The reason it’s not in source control is so that our CI pipeline can handle updating the import map with each new micro-frontend app release.

If the import map were in source control, making an update to one micro-frontend app would require changes in two repos: the micro-frontend app repo where the change is made, and the root config repo where the import map would be checked in.
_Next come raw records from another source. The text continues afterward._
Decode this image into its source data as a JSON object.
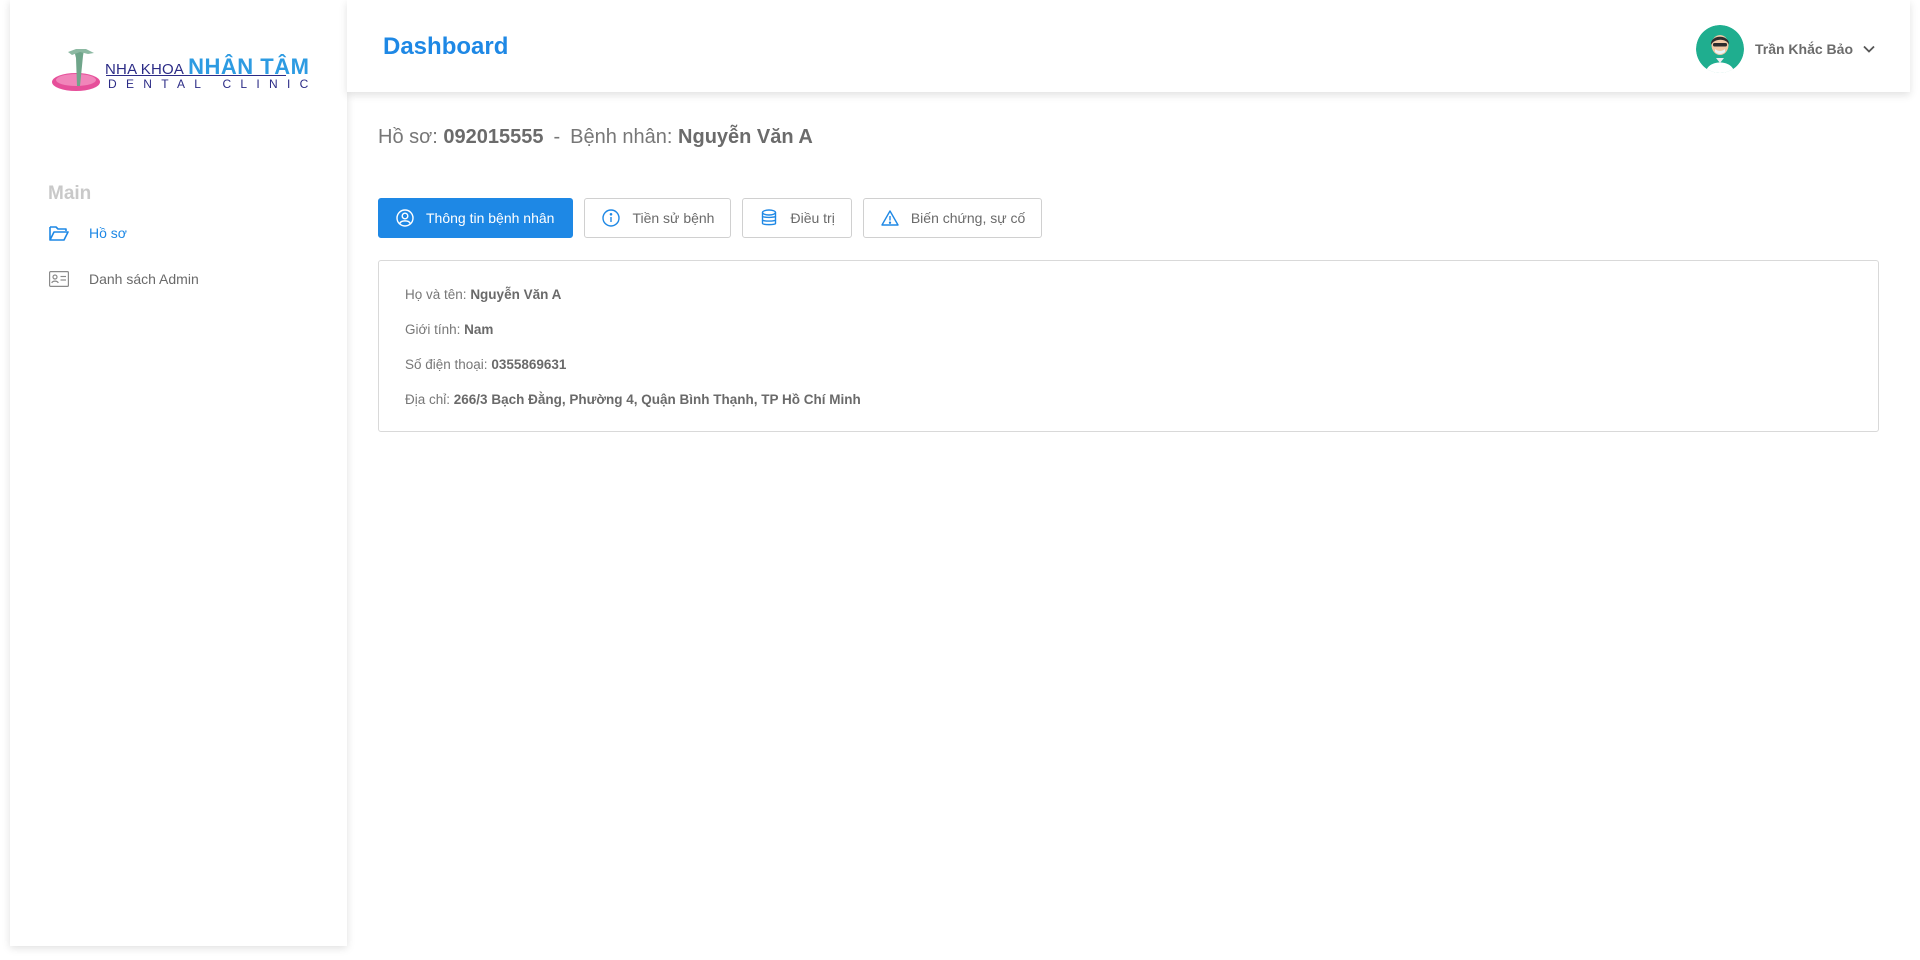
{
  "sidebar": {
    "logo": {
      "line1_small": "NHA KHOA",
      "line1_big": "NHÂN TÂM",
      "line2": "DENTAL CLINIC"
    },
    "section_title": "Main",
    "items": [
      {
        "label": "Hồ sơ",
        "icon": "folder-open-icon",
        "active": true
      },
      {
        "label": "Danh sách Admin",
        "icon": "id-card-icon",
        "active": false
      }
    ]
  },
  "header": {
    "title": "Dashboard",
    "user": {
      "name": "Trần Khắc Bảo",
      "icon": "chevron-down-icon"
    }
  },
  "record": {
    "prefix": "Hồ sơ:",
    "id": "092015555",
    "separator": "-",
    "patient_prefix": "Bệnh nhân:",
    "patient_name": "Nguyễn Văn A"
  },
  "tabs": [
    {
      "label": "Thông tin bệnh nhân",
      "icon": "user-circle-icon",
      "active": true
    },
    {
      "label": "Tiền sử bệnh",
      "icon": "info-circle-icon",
      "active": false
    },
    {
      "label": "Điều trị",
      "icon": "database-icon",
      "active": false
    },
    {
      "label": "Biến chứng, sự cố",
      "icon": "warning-icon",
      "active": false
    }
  ],
  "info": {
    "name_label": "Họ và tên:",
    "name_value": "Nguyễn Văn A",
    "gender_label": "Giới tính:",
    "gender_value": "Nam",
    "phone_label": "Số điện thoại:",
    "phone_value": "0355869631",
    "address_label": "Địa chỉ:",
    "address_value": "266/3 Bạch Đằng, Phường 4, Quận Bình Thạnh, TP Hồ Chí Minh"
  },
  "colors": {
    "accent": "#1e88e5",
    "text": "#6a6a6a",
    "muted": "#c9c9c9",
    "border": "#d9d9d9"
  }
}
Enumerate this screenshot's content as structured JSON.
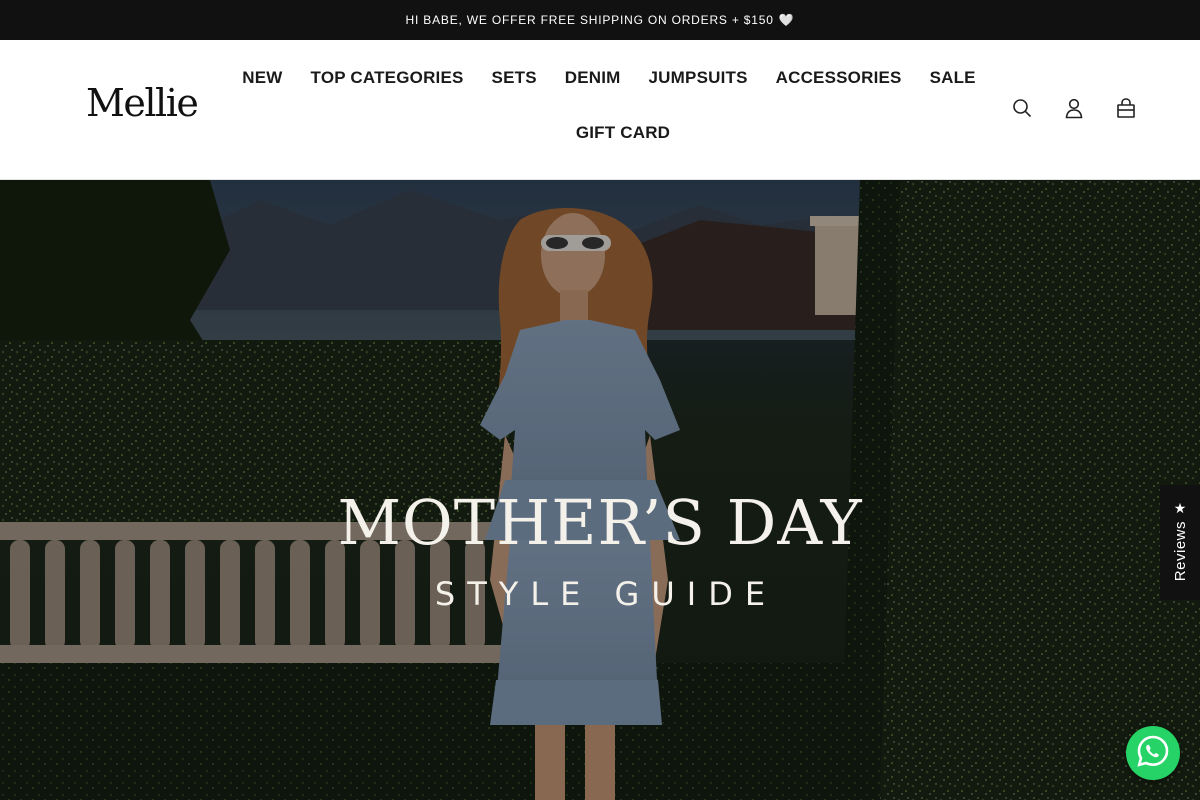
{
  "announcement": {
    "text": "HI BABE, WE OFFER FREE SHIPPING ON ORDERS + $150",
    "emoji": "🤍"
  },
  "header": {
    "logo": "Mellie",
    "nav": [
      {
        "label": "NEW"
      },
      {
        "label": "TOP CATEGORIES"
      },
      {
        "label": "SETS"
      },
      {
        "label": "DENIM"
      },
      {
        "label": "JUMPSUITS"
      },
      {
        "label": "ACCESSORIES"
      },
      {
        "label": "SALE"
      },
      {
        "label": "GIFT CARD"
      }
    ],
    "icons": [
      "search-icon",
      "account-icon",
      "cart-icon"
    ]
  },
  "hero": {
    "title": "MOTHER’S DAY",
    "subtitle": "STYLE GUIDE"
  },
  "reviews_tab": {
    "label": "Reviews",
    "icon": "star-icon"
  },
  "whatsapp": {
    "icon": "whatsapp-icon",
    "color": "#25d366"
  },
  "colors": {
    "announcement_bg": "#111111",
    "text": "#1a1a1a",
    "whatsapp": "#25d366"
  }
}
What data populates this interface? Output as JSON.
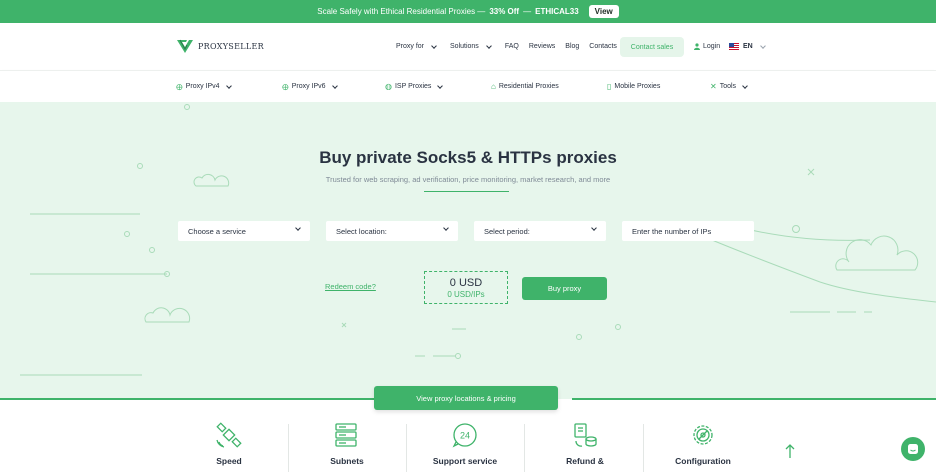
{
  "promo": {
    "text": "Scale Safely with Ethical Residential Proxies —",
    "discount": "33% Off",
    "dash": "—",
    "code": "ETHICAL33",
    "view_label": "View"
  },
  "header": {
    "logo_text": "PROXYSELLER",
    "nav": [
      {
        "label": "Proxy for"
      },
      {
        "label": "Solutions"
      },
      {
        "label": "FAQ"
      },
      {
        "label": "Reviews"
      },
      {
        "label": "Blog"
      },
      {
        "label": "Contacts"
      }
    ],
    "contact_sales": "Contact sales",
    "login": "Login",
    "language": "EN"
  },
  "subnav": [
    {
      "label": "Proxy IPv4",
      "icon": "globe-icon"
    },
    {
      "label": "Proxy IPv6",
      "icon": "globe-icon"
    },
    {
      "label": "ISP Proxies",
      "icon": "isp-icon"
    },
    {
      "label": "Residential Proxies",
      "icon": "home-icon"
    },
    {
      "label": "Mobile Proxies",
      "icon": "mobile-icon"
    },
    {
      "label": "Tools",
      "icon": "tools-icon"
    }
  ],
  "hero": {
    "title": "Buy private Socks5 & HTTPs proxies",
    "subtitle": "Trusted for web scraping, ad verification, price monitoring, market research, and more",
    "selects": {
      "service": "Choose a service",
      "location": "Select location:",
      "period": "Select period:",
      "ips_placeholder": "Enter the number of IPs"
    },
    "redeem": "Redeem code?",
    "price": "0 USD",
    "price_per_ip": "0 USD/IPs",
    "buy_label": "Buy proxy"
  },
  "view_locations": "View proxy locations & pricing",
  "features": [
    {
      "label": "Speed",
      "icon": "satellite-icon"
    },
    {
      "label": "Subnets",
      "icon": "server-icon"
    },
    {
      "label": "Support service",
      "icon": "support-24-icon"
    },
    {
      "label": "Refund &",
      "icon": "refund-icon"
    },
    {
      "label": "Configuration",
      "icon": "gear-icon"
    }
  ],
  "colors": {
    "brand_green": "#3fb36a",
    "hero_background": "#e7f6ec",
    "text_dark": "#2a3342"
  }
}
This sort of setup would invalidate one of micro-frontend architecture’s main benefits, which is that each app can be deployed completely independent of the other apps.

In order to achieve some level of source control on the import map, we can always use S3’s versioning feature for our bucket.

Moment of Truth

With those modifications to our CI pipelines in place, it’s time for the final moment of truth: Can we update one of our micro-frontend apps, deploy it independently, and then see those changes take effect in production without having to touch any of our other apps?

In the single-spa-demo-page-1 directory, in the root.component.js file, let's change the text from "Page 1 App" to "Page 1 App - UPDATED!" Next, let's commit that change and push and merge it to master.

This will kick off the Travis CI pipeline to build the new page 1 app artifact and then update the import map to reference that new file URL.

Ja pēc tam pārlūkprogrammā dodamies uz //thawkin3-single-spa-demo.herokuapp.com/page1, mēs tagad redzēsim ... lūdzu, cilindru rullīti ... mūsu atjaunināto lietotni!

Demo app — successfully updating one of the micro-frontend apps

Secinājums

Es to teicu jau iepriekš, un es to atkārtošu vēlreiz: Mikro-frontends ir frontend tīmekļa attīstības nākotne.

Ieguvumi ir milzīgi, ieskaitot neatkarīgu izvietošanu, neatkarīgas īpašumtiesības, ātrāku būvēšanas un testēšanas laiku, kā arī iespēju jaukt un saskaņot dažādus ietvarus, ja nepieciešams.

Ir daži trūkumi, piemēram, sākotnējās iestatīšanas izmaksas un sadalītās arhitektūras uzturēšanas sarežģītība, taču es ticu, ka ieguvumi atsver izmaksas.

Viena spa centrs atvieglo mikro-frontend arhitektūru. Tagad arī jūs varat iet nojaukt monolītu!